Again, we thank the reviewers for their valuable comments and we hope that our alterations are in accordance with your criticism, thank you.

Round 2

Reviewer 1 Report

Still not enough figures. A flowchart of deep learning would be easier to understand.

Please add proximal and other locations to the ultrasound image in the figures.

The others are approximate accept.

Author Response

We again thank the Reviewers for the constructive comments to our manuscript. We acknowledge their pertinent work and have point-by-point addressed the comments using the “Track Changes” function in the manuscript, also referenced here by line numbers.

Reviewer 1: Comments and Suggestions for Authors

Still not enough figures. A flowchart of deep learning would be easier to understand.

Please add proximal and other locations to the ultrasound image in the figures.

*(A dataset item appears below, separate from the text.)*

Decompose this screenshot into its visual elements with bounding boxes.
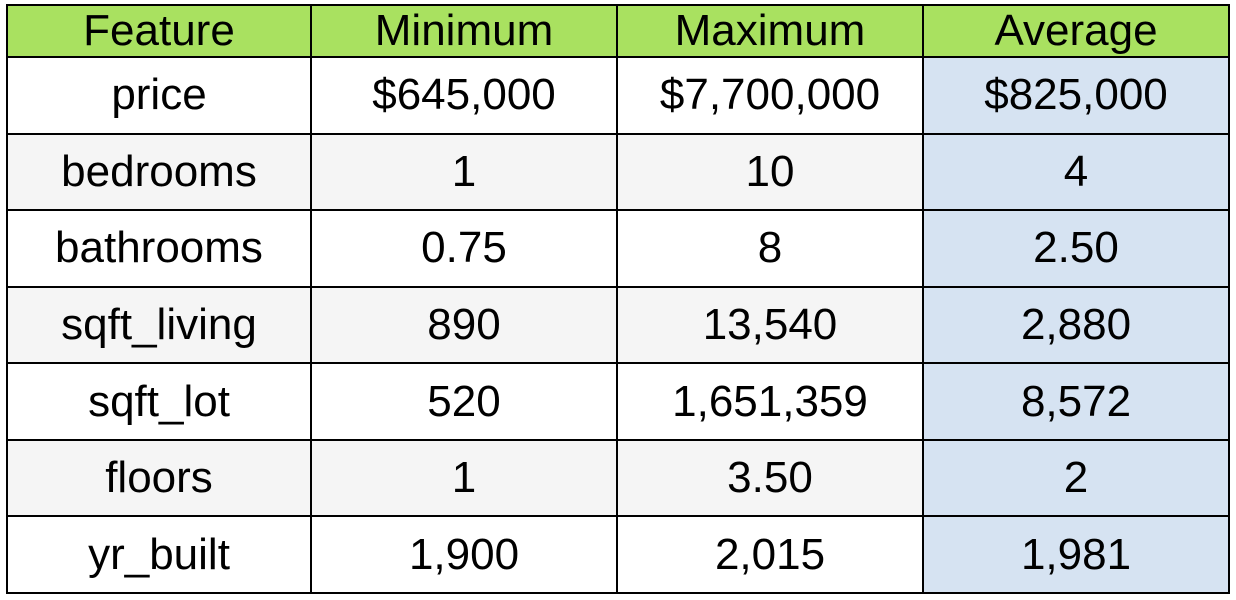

The others are approximate accept.

Figures

1. Still not enough figures. A flowchart of deep learning would be easier to understand.

Reply:
A flowchart (Figure 2) has been added to help visualize the data handling and model training process. We have also added a sentence referring to the figure as “The training process is illustrated in Figure 2.” (lines 155-156).

2. Please add proximal and other locations to the ultrasound image in the figures.

Reply:
We have now added a schematic nerve bifurcation in Figure 1 and added the text in red to the sentence in lines 141: "The images were collected from the inguinal crease transversally to the femoral nerve, proximal to the nerve bifurcation, according to Figure 1." to pinpoint the location of image acquisition more precisely. The legend to Fig 1 now reads "Schematic view of the anatomical situation (left) together with the approximate placement of the ultrasound transducer proximal to the nerve bifurcation. Locations of the femoral nerve, artery and vein are indicated with arrows and text in yellow, red, and blue respectively. To the right an example ultrasound image is shown, with the anatomical structures indicated with the same colors."

We have also added indications of lateral and medial directions in the ultrasound image.

Further, we have noted in the legend of figure 4 that the locations are the same as in figure 1, as the same ultrasound image is used.

Reply:
On a separate note we have performed an additional language check, and have added numerous corrections to the text, marked with “Track changes”.

 

Again, we thank the reviewers for their valuable comments, and we hope that our alterations are in accordance with your criticism, thank you.

Reviewer 2 Report

All previous comments are properly addressed by the authors.

Author Response

We again thank the Reviewers for the constructive comments to our manuscript. We acknowledge their pertinent work and have point-by-point addressed the comments using the “Track Changes” function in the manuscript, also referenced here by line numbers.

Reply:
We have performed an additional language check, and have added numerous corrections to the text, marked with “Track changes”.

 Again, we thank the reviewers for their valuable comments, and we hope that our alterations are in accordance with your criticism, thank you.